De resultaten geven antwoord op de volgende vragen: 

Vervoerswijzen: hoe kunnen duurzame vervoerswijzen concurreren met de auto?  

Familierollen: hoe kan inzicht in de gezinseenheid keuzes voor duurzame vervoerswijzen beïnvloeden?  

Veiligheid: hoe kunnen vrouwen zich veilig voelen in het vervoer?  

Inclusief zijn: hoe kan rekening worden gehouden met de uiteenlopende behoeften en contexten van alle vrouwen in het vervoer?  

Verandering bewerkstelligen: hoe kunnen we duurzame gedragsverandering aanmoedigen? 

 

Het verslag bevat veel verhalen van vrouwen met wie wij gesproken hebben (hoewel hun identiteit beschermd is) en wiens persoonlijke ervaringen veel van de betrokken vrouwen bekend voorkwamen, tot schrik van een groot deel van het mannelijke publiek.

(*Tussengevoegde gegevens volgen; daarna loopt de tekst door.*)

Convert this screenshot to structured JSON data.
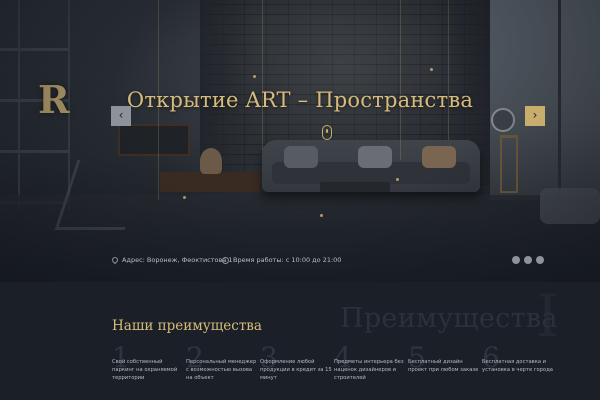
{
  "hero": {
    "title": "Открытие ART – Пространства",
    "prev_label": "‹",
    "next_label": "›",
    "logo_letter": "R"
  },
  "info": {
    "address": "Адрес: Воронеж, Феоктистова 1",
    "hours": "Время работы: с 10:00 до 21:00"
  },
  "social": [
    "vk-icon",
    "instagram-icon",
    "facebook-icon"
  ],
  "advantages": {
    "title": "Наши преимущества",
    "background_word": "Преимущества",
    "background_letter": "I",
    "items": [
      {
        "num": "1",
        "text": "Свой собственный паркинг на охраняемой территории"
      },
      {
        "num": "2",
        "text": "Персональный менеджер с возможностью вызова на объект"
      },
      {
        "num": "3",
        "text": "Оформление любой продукции в кредит за 15 минут"
      },
      {
        "num": "4",
        "text": "Предметы интерьера без наценок дизайнеров и строителей"
      },
      {
        "num": "5",
        "text": "Бесплатный дизайн проект при любом заказе"
      },
      {
        "num": "6",
        "text": "Бесплатная доставка и установка в черте города"
      }
    ]
  },
  "colors": {
    "accent": "#c8ad6c",
    "title_gold": "#d6bb7a",
    "background": "#1b2028"
  }
}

Zo voelt Alice zich kwetsbaar terwijl ze op de bus wacht na haar avonddienst in een café, en tot het laatste moment wacht om naar haar bus te rennen. En Amanda, een aspirant-psychologe, brengt het grootste deel van haar dag door op de weg, omdat ze haar zoon en de kinderen voor wie ze zorgt moet wegbrengen, waardoor er weinig tijd overblijft voor andere dingen. Alleen door de kritieke problemen en onvervulde behoeften van vrouwen aan te pakken, kunnen we een duurzame gedragsverandering teweegbrengen en het vervoer genderneutraal maken. 

We zijn het aan elkaar verschuldigd om de stedelijke ervaring meer inclusief te maken. De enorme obstakels voor steden als gevolg van de pandemie hebben duidelijk gemaakt dat voortdurend moet worden geanalyseerd wat mensen daadwerkelijk nodig hebben en verwachten van hun steden. Human-centred design, strategisch ontwerp en onderzoeksmethoden bieden ons een basis om dit te doen. Dus laten we het over een andere boeg gooien, verouderde (en al te gender-afhankelijke) aannames aan de kaak stellen en steden creëren die voor iedereen werken.